The American Civil Liberties Union’s attorney, Nancy Abudu, argued the case on behalf of Jefferson County residents who felt the prison gerrymandering watered down the strength of their political power by unfairly stacking the deck for residents who live in the same district as the non-voting prisoners.

“If I want to get a road fixed, if I want a law changed, if I want more impact on a school board member or county commissioner, I have more power because my representative has to deal with fewer people,” she told ThinkProgress. “It’s about access and the ability to influence, and making sure officials are responsive to their electorate.”

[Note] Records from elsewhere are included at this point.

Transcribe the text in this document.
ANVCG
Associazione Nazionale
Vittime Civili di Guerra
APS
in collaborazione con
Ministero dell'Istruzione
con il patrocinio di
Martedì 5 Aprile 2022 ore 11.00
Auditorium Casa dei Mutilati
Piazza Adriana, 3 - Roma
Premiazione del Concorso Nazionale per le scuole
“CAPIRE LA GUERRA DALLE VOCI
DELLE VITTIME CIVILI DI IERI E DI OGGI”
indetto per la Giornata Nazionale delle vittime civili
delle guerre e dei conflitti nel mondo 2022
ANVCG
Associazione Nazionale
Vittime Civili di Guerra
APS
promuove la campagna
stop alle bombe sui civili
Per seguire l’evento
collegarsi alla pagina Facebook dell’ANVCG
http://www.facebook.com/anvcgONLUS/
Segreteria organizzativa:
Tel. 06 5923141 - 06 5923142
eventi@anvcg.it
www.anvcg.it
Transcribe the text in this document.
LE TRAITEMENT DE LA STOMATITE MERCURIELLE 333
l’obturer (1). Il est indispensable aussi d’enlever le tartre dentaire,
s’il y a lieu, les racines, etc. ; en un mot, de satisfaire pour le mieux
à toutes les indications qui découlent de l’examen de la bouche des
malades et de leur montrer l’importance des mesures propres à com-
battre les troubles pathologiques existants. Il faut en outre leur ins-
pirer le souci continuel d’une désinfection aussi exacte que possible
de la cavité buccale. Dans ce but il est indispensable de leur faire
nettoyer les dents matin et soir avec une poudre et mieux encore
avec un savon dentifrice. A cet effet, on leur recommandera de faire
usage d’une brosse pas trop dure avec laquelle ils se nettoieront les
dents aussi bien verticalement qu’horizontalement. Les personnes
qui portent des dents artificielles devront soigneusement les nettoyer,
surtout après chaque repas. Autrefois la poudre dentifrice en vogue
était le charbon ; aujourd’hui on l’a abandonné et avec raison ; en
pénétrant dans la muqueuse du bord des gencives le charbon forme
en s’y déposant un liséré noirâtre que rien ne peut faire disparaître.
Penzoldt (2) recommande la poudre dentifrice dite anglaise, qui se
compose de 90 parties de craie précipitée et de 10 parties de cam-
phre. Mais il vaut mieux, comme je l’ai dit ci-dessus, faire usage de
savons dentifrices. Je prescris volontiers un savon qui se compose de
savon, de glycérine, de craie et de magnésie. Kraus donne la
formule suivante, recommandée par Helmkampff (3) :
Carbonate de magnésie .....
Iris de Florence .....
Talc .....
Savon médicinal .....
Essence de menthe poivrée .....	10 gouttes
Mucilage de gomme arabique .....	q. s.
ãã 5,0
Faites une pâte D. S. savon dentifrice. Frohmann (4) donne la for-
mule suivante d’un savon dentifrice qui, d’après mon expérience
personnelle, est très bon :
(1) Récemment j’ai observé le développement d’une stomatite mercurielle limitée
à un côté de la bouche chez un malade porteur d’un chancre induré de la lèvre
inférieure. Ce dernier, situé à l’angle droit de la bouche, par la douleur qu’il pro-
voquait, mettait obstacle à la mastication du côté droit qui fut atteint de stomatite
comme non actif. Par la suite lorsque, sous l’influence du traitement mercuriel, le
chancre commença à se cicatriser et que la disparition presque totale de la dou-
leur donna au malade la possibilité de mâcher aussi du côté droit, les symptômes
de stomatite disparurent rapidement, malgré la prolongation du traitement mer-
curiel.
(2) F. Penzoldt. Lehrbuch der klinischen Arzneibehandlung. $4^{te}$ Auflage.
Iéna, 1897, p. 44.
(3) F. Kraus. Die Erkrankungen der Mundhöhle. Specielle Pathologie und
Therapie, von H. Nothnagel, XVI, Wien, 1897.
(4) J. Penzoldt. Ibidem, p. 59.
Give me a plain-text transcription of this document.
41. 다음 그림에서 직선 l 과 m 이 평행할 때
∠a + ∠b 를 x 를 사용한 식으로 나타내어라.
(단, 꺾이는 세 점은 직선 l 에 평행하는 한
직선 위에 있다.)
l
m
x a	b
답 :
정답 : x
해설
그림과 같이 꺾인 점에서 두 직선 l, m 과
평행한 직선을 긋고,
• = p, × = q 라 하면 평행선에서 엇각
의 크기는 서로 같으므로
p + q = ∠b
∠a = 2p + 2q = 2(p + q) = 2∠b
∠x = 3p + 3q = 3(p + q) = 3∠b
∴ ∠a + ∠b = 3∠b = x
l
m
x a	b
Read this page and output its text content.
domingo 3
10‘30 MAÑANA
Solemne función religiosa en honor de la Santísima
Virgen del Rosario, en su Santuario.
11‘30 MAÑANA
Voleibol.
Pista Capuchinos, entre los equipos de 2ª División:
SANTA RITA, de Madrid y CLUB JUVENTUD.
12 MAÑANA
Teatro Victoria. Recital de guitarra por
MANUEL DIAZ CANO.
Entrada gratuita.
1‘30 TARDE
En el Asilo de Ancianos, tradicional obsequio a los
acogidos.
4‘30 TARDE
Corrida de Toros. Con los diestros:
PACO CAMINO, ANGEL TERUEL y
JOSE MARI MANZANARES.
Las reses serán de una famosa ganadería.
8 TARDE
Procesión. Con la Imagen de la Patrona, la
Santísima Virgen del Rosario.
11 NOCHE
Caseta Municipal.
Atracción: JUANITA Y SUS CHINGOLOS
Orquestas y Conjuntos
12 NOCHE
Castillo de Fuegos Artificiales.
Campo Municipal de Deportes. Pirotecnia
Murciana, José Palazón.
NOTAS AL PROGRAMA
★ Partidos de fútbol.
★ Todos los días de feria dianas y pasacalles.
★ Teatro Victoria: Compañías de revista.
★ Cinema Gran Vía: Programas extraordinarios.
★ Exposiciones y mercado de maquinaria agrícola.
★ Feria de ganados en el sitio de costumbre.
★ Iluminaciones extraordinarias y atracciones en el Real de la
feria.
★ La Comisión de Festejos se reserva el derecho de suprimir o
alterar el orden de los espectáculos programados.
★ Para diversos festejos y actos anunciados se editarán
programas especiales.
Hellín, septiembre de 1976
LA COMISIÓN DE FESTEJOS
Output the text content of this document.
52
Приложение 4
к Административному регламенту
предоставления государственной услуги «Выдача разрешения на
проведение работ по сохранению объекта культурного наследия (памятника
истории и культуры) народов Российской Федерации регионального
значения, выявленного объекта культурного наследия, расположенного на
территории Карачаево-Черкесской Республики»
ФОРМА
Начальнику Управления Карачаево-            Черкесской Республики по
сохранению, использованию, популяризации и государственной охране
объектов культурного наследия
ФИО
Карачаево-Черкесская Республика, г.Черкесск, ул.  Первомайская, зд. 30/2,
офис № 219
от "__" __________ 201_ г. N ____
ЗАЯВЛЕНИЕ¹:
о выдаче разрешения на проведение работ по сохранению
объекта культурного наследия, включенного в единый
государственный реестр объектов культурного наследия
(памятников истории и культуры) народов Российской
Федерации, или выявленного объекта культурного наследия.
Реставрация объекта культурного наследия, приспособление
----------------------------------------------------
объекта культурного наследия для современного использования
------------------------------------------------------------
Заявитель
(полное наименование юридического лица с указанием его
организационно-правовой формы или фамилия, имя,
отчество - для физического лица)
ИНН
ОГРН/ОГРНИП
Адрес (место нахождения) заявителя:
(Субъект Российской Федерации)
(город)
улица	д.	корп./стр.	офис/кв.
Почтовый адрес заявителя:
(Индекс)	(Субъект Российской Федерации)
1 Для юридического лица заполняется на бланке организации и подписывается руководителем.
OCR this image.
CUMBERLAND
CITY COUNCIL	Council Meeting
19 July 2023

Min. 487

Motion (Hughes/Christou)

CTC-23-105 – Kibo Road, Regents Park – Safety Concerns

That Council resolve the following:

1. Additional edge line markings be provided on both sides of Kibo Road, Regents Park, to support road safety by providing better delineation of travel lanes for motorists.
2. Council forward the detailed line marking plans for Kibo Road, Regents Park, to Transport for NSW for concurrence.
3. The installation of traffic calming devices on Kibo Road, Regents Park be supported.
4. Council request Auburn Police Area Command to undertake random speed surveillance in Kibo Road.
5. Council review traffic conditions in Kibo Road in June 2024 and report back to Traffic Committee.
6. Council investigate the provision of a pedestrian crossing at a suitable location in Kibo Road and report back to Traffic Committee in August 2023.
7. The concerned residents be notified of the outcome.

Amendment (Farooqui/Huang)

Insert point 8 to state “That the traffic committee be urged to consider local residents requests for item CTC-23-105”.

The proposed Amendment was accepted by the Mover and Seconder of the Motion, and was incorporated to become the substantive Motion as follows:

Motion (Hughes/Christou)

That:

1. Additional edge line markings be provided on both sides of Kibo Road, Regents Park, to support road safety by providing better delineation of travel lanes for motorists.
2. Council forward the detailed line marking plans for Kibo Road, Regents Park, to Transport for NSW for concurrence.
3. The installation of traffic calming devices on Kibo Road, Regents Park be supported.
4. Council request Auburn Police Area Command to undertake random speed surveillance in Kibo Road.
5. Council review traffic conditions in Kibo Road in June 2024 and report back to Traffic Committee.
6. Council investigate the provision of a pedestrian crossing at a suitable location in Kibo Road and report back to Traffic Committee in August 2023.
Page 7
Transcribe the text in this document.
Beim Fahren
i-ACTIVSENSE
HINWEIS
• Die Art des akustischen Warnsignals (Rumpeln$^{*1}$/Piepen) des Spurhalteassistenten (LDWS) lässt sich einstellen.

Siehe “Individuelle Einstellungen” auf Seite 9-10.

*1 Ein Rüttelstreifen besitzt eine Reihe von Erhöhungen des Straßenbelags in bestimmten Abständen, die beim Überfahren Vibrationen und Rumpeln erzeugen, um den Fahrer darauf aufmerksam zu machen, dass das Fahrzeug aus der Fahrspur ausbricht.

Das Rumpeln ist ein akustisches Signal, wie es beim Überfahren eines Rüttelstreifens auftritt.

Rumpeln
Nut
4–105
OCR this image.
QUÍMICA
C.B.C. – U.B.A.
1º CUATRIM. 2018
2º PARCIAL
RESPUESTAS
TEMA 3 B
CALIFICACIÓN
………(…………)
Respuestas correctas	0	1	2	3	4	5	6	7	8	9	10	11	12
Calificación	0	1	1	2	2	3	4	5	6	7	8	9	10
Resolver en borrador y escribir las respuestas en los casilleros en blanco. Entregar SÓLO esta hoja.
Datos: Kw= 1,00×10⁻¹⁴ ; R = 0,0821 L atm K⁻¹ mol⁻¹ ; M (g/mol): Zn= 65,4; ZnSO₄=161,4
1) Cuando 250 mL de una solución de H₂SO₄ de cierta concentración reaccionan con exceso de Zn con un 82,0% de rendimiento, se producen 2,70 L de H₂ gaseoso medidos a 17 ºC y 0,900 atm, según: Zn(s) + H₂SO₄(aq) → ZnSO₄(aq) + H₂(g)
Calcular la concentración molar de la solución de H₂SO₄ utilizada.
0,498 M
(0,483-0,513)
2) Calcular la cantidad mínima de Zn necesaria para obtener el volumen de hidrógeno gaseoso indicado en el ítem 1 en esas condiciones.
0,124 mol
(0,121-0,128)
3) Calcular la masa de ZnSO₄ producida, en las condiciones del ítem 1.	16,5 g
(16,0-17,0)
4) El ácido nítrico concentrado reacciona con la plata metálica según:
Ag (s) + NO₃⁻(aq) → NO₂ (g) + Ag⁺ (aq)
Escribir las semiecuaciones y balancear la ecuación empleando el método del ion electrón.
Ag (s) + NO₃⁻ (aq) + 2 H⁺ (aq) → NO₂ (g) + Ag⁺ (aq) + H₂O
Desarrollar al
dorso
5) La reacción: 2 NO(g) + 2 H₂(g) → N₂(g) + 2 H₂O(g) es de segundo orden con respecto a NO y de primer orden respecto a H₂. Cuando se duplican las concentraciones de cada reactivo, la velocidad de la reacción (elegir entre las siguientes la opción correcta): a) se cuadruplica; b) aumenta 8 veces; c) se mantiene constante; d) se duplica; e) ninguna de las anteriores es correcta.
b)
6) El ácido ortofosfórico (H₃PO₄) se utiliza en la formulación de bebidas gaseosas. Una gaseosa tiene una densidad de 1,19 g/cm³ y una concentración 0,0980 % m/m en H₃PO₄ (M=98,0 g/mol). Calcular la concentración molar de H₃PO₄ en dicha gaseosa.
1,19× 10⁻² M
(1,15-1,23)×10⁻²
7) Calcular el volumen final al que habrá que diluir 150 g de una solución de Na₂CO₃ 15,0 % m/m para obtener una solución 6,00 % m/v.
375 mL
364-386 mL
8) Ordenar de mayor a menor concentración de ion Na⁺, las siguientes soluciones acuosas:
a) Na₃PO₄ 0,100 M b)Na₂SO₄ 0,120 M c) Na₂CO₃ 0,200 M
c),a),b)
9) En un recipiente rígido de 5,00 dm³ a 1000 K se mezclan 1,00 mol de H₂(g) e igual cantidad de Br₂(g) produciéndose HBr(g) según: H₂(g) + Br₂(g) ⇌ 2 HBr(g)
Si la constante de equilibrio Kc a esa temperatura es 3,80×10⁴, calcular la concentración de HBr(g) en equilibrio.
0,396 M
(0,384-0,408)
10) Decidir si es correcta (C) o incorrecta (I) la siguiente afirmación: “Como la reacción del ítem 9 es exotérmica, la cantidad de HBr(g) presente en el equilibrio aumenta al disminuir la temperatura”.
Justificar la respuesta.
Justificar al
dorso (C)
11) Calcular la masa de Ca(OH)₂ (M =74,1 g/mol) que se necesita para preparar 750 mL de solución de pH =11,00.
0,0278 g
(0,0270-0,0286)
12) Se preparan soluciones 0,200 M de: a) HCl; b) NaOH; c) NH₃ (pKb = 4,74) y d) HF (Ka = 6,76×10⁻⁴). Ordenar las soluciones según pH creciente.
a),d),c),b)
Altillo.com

Abudu emphasized that not only do the inmates in Jefferson County lack the right to vote, the vast majority are not residents of the county, but were arrested in other parts of the state and shipped hundreds of miles away to serve their sentence.

According to the ACLU, of the nearly 1,200 inmates in the correctional center, only nine were convicted in Jefferson County. Yet the inmates make up a whopping 43 percent of the voting age population in District 3. “It skews the numbers so dramatically in this instance,” Abudu told ThinkProgress.

This may or may not have an effect in Texas at some point, but it is an issue that has come up in the Legislature before. Most Texas prisons are in lightly-populated rural areas, and an awful lot of prisoners come from big urban counties like Harris and Dallas, but as in Florida they count towards the population of those rural counties, where they neither reside or can vote. That does skew how districts are drawn, mostly at the State Rep level since those are the smallest ones. Harold Dutton has championed this issue in the Lege in past years, and I’m sure he’ll be back at it again. I don’t think the effect is that much, and unless SCOTUS eventually upholds this ruling (or a lawsuit is filed and successfully litigated here) it won’t affect Texas, but this is out there and it may mean something to us one of these days. Daily Kos has more.